What does “good” look like?

Underpinning a private cloud is effective and proactive management of performance, capacity, and cost within the infrastructure, backed up by SLAs that explicitly define what level of service your customers can expect.

SLAs are a sign of matured, cloud-like operations. SLAs for the service you provide, which is likely the software-defined-data center and its associated components, must be complete, correct, and accurate

Complete means you have SLAs for performance – and potentially for compliance -, not just availability (which is the most common form of SLA in the world of IT). Performance and compliance are crucial components of the overall service you are providing. There is limited value in ensuring a workload is available if its performance is so poor that the application running on it is unusable, or if an environment is non-compliant leading to a security incident or a data breech.

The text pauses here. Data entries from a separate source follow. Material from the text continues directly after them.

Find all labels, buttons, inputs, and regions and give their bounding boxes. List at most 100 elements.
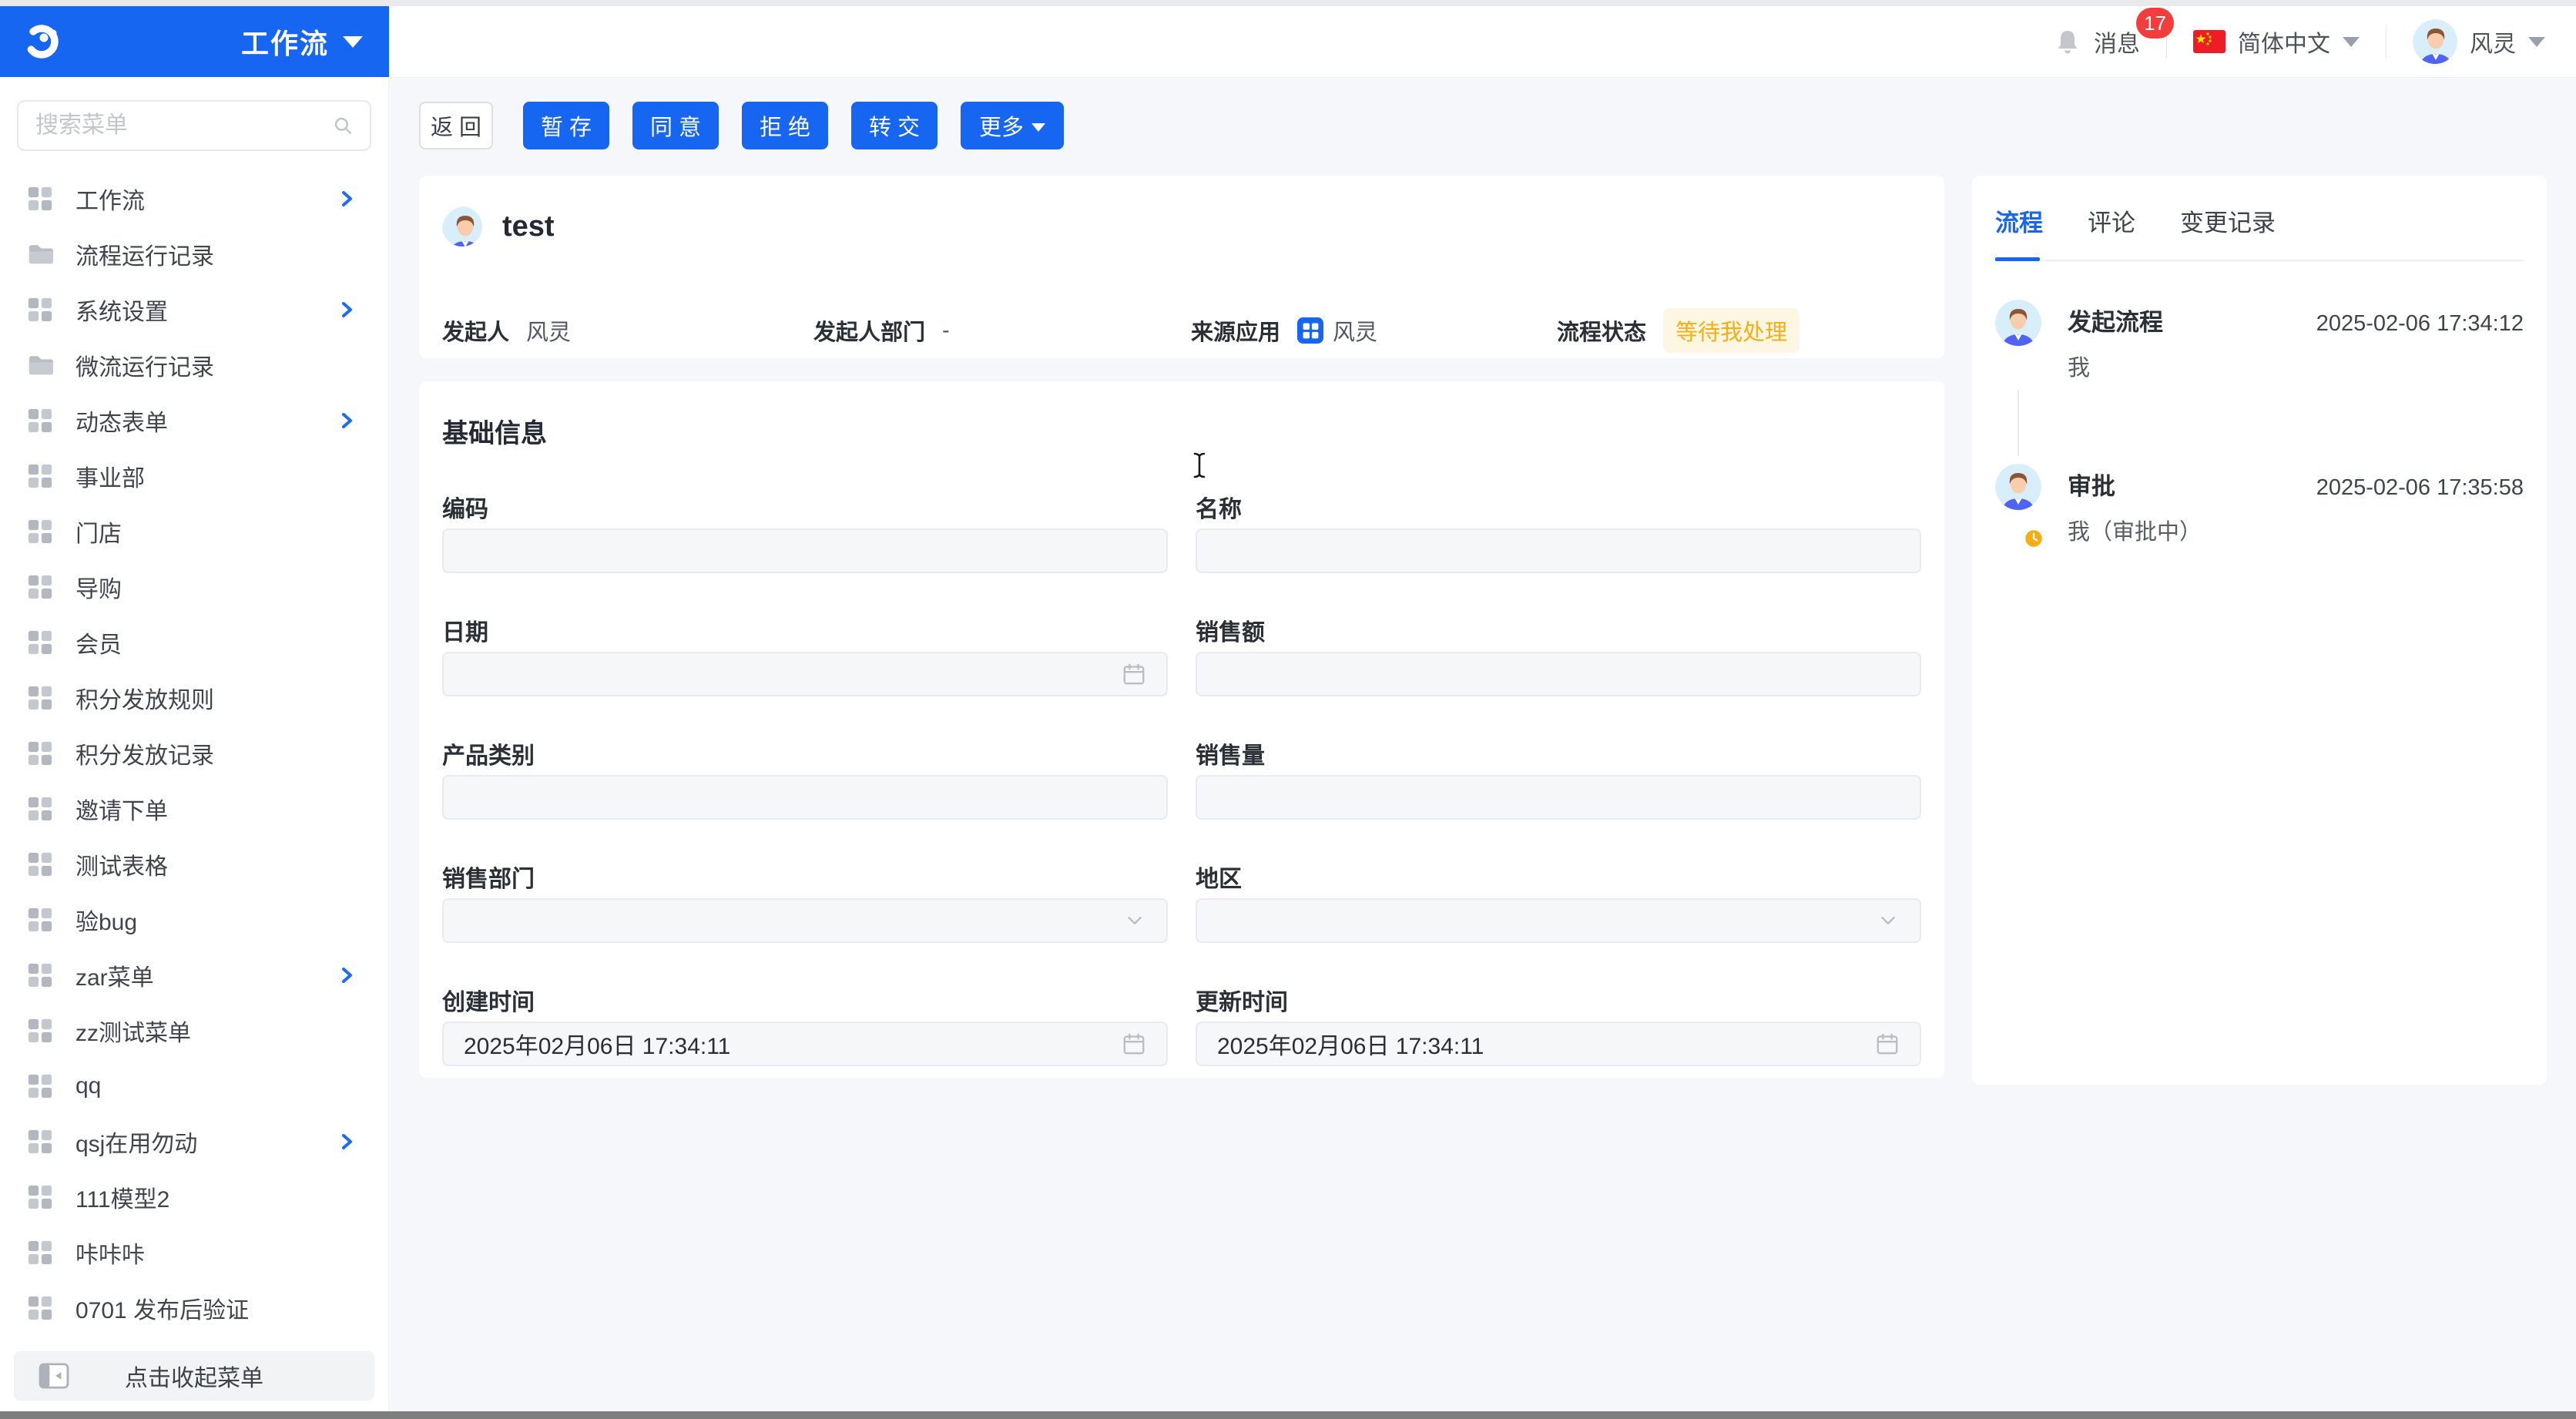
field-input[interactable] <box>1196 775 1921 820</box>
field-label: 销售部门 <box>442 860 1168 887</box>
meta-label: 来源应用 <box>1191 314 1280 347</box>
field-input[interactable] <box>442 528 1168 573</box>
field-input[interactable] <box>1196 898 1921 943</box>
grid-icon <box>26 684 54 712</box>
menu-item-label: 动态表单 <box>75 404 168 438</box>
meta-item: 发起人 风灵 <box>442 314 813 347</box>
sidebar-menu-item[interactable]: 111模型2 <box>0 1169 388 1225</box>
sidebar-menu-item[interactable]: 会员 <box>0 615 388 670</box>
grid-icon <box>26 961 54 989</box>
field-input[interactable] <box>1196 652 1921 696</box>
sidebar-menu-item[interactable]: zz测试菜单 <box>0 1003 388 1058</box>
grid-icon <box>26 1072 54 1100</box>
field-input[interactable]: 2025年02月06日 17:34:11 <box>1196 1021 1921 1066</box>
app-title: 工作流 <box>241 22 329 62</box>
meta-value-text: 风灵 <box>526 314 571 347</box>
sidebar-menu-item[interactable]: zar菜单 <box>0 948 388 1003</box>
field-input[interactable] <box>442 652 1168 696</box>
action-button-label: 转 交 <box>869 109 920 142</box>
collapse-icon <box>39 1363 69 1389</box>
grid-icon <box>26 1017 54 1045</box>
field-label: 日期 <box>442 613 1168 641</box>
sidebar-menu-item[interactable]: 系统设置 <box>0 282 388 337</box>
user-menu[interactable]: 风灵 <box>2413 19 2545 64</box>
sidebar-menu-item[interactable]: 邀请下单 <box>0 781 388 837</box>
form-field: 销售额 <box>1196 613 1921 696</box>
top-bar: 工作流 消息 17 简体中文 <box>0 6 2576 77</box>
sidebar-search[interactable] <box>17 100 371 151</box>
form-field: 编码 <box>442 490 1168 573</box>
field-input[interactable] <box>442 775 1168 820</box>
search-icon <box>333 113 353 138</box>
sidebar-menu-item[interactable]: 动态表单 <box>0 393 388 448</box>
grid-icon <box>26 906 54 934</box>
meta-item: 来源应用 风灵 <box>1191 314 1557 347</box>
caret-down-icon <box>2528 37 2545 47</box>
sidebar-menu-item[interactable]: 验bug <box>0 892 388 948</box>
chevron-right-icon <box>336 188 357 210</box>
meta-value-text: 风灵 <box>1333 314 1377 347</box>
menu-item-label: 邀请下单 <box>75 792 168 826</box>
panel-tabs: 流程评论变更记录 <box>1995 203 2524 261</box>
language-selector[interactable]: 简体中文 <box>2193 25 2360 59</box>
process-header-card: test 发起人 风灵 发起人部门 - 来源应用 <box>419 176 1944 358</box>
brand-area[interactable]: 工作流 <box>0 6 389 77</box>
grid-icon <box>26 1294 54 1322</box>
sidebar-menu-item[interactable]: 流程运行记录 <box>0 226 388 282</box>
sidebar-menu: 工作流 流程运行记录 系统设置 <box>0 171 388 1336</box>
select-arrow-icon <box>1123 909 1146 932</box>
sidebar-menu-item[interactable]: qq <box>0 1058 388 1114</box>
field-input[interactable]: 2025年02月06日 17:34:11 <box>442 1021 1168 1066</box>
sidebar-menu-item[interactable]: 微流运行记录 <box>0 337 388 393</box>
sidebar-menu-item[interactable]: qsj在用勿动 <box>0 1114 388 1169</box>
sidebar-menu-item[interactable]: 测试表格 <box>0 837 388 892</box>
menu-item-label: 系统设置 <box>75 293 168 327</box>
action-button[interactable]: 拒 绝 <box>742 102 828 149</box>
sidebar-menu-item[interactable]: 积分发放规则 <box>0 670 388 726</box>
action-button[interactable]: 同 意 <box>632 102 719 149</box>
sidebar-menu-item[interactable]: 积分发放记录 <box>0 726 388 781</box>
collapse-menu-button[interactable]: 点击收起菜单 <box>14 1351 374 1401</box>
action-button[interactable]: 暂 存 <box>523 102 609 149</box>
sidebar-menu-item[interactable]: 0701 发布后验证 <box>0 1280 388 1336</box>
form-field: 产品类别 <box>442 736 1168 820</box>
panel-tab[interactable]: 评论 <box>2088 203 2135 260</box>
field-input[interactable] <box>1196 528 1921 573</box>
form-section-title: 基础信息 <box>442 412 1921 450</box>
avatar <box>1995 336 2041 346</box>
clock-badge-icon <box>2023 528 2044 549</box>
calendar-icon <box>1122 662 1146 686</box>
grid-icon <box>26 1128 54 1156</box>
field-input[interactable] <box>442 898 1168 943</box>
timeline-item: 审批 2025-02-06 17:35:58 我（审批中） <box>1995 464 2524 546</box>
sidebar-menu-item[interactable]: 事业部 <box>0 448 388 504</box>
action-button[interactable]: 转 交 <box>851 102 937 149</box>
timeline-step-person: 我 <box>2068 350 2524 382</box>
sidebar-menu-item[interactable]: 导购 <box>0 559 388 615</box>
messages-entry[interactable]: 消息 17 <box>2054 25 2140 59</box>
sidebar-menu-item[interactable]: 门店 <box>0 504 388 559</box>
sidebar-menu-item[interactable]: 工作流 <box>0 171 388 226</box>
grid-icon <box>26 1183 54 1211</box>
sidebar-menu-item[interactable]: 咔咔咔 <box>0 1225 388 1280</box>
search-input[interactable] <box>35 112 333 139</box>
horizontal-scrollbar[interactable] <box>0 1411 2576 1419</box>
grid-icon <box>26 629 54 656</box>
logo-icon <box>22 22 62 62</box>
back-button[interactable]: 返 回 <box>419 102 493 149</box>
top-bar-right: 消息 17 简体中文 风灵 <box>2054 6 2576 77</box>
panel-tab[interactable]: 变更记录 <box>2180 203 2276 260</box>
menu-item-label: 导购 <box>75 570 122 604</box>
process-timeline: 发起流程 2025-02-06 17:34:12 我 <box>1995 300 2524 546</box>
app-icon <box>1297 317 1323 344</box>
panel-tab[interactable]: 流程 <box>1995 203 2043 260</box>
chevron-down-icon <box>1031 123 1045 132</box>
timeline-step-person: 我（审批中） <box>2068 514 2524 546</box>
caret-down-icon <box>2343 37 2360 47</box>
caret-down-icon[interactable] <box>343 36 363 48</box>
process-title: test <box>502 210 555 243</box>
more-button[interactable]: 更多 <box>961 102 1064 149</box>
chevron-right-icon <box>336 299 357 320</box>
menu-item-label: 门店 <box>75 515 122 548</box>
meta-value-text: 等待我处理 <box>1663 308 1800 353</box>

Correct means the SLA is measured on each paying VM, and not at the infrastructure level, because ultimately the measure for success is not the health of the infrastructure platform, but the health of the workloads which are running the applications. Correct also means you are using the right metrics to track the health and performance of your service.

Accurate means the measurement must be measured/collected every 5 minutes. Longer intervals than this don’t provide the granularity you need to catch problems. Shorter intervals for collection causes impacts at the infrastructure layers for the collection, processing, and storage of the additional datapoints.

To support your infrastructure and operations teams in ensuring the service meets the defined SLAs, you will have SLA Leading Indicators, which provide you a forward-looking prediction of how a service is tracking towards its SLA. You will also have Key Performance Indicators (KPIs) which are a useful way of condensing the numerous metrics which give valuable insight into the performance of a workload (or cluster) across the different resource types, into a single score which makes performance health more visible and aids proactive troubleshooting.

This is a journey and maturity in these areas must be built step-by-step. This whitepaper is written looking from the top down as this provides a better conceptual understanding of what we’re trying to achieve and provides context for a subsequent focus on some of the lower-level details. It’s a bit like showing someone a house: you start with the conceptual-level information like how big the house is and what rooms and features it has. However, also like a house, to embark upon the journey and build maturity in these areas, you need to start from the bottom up.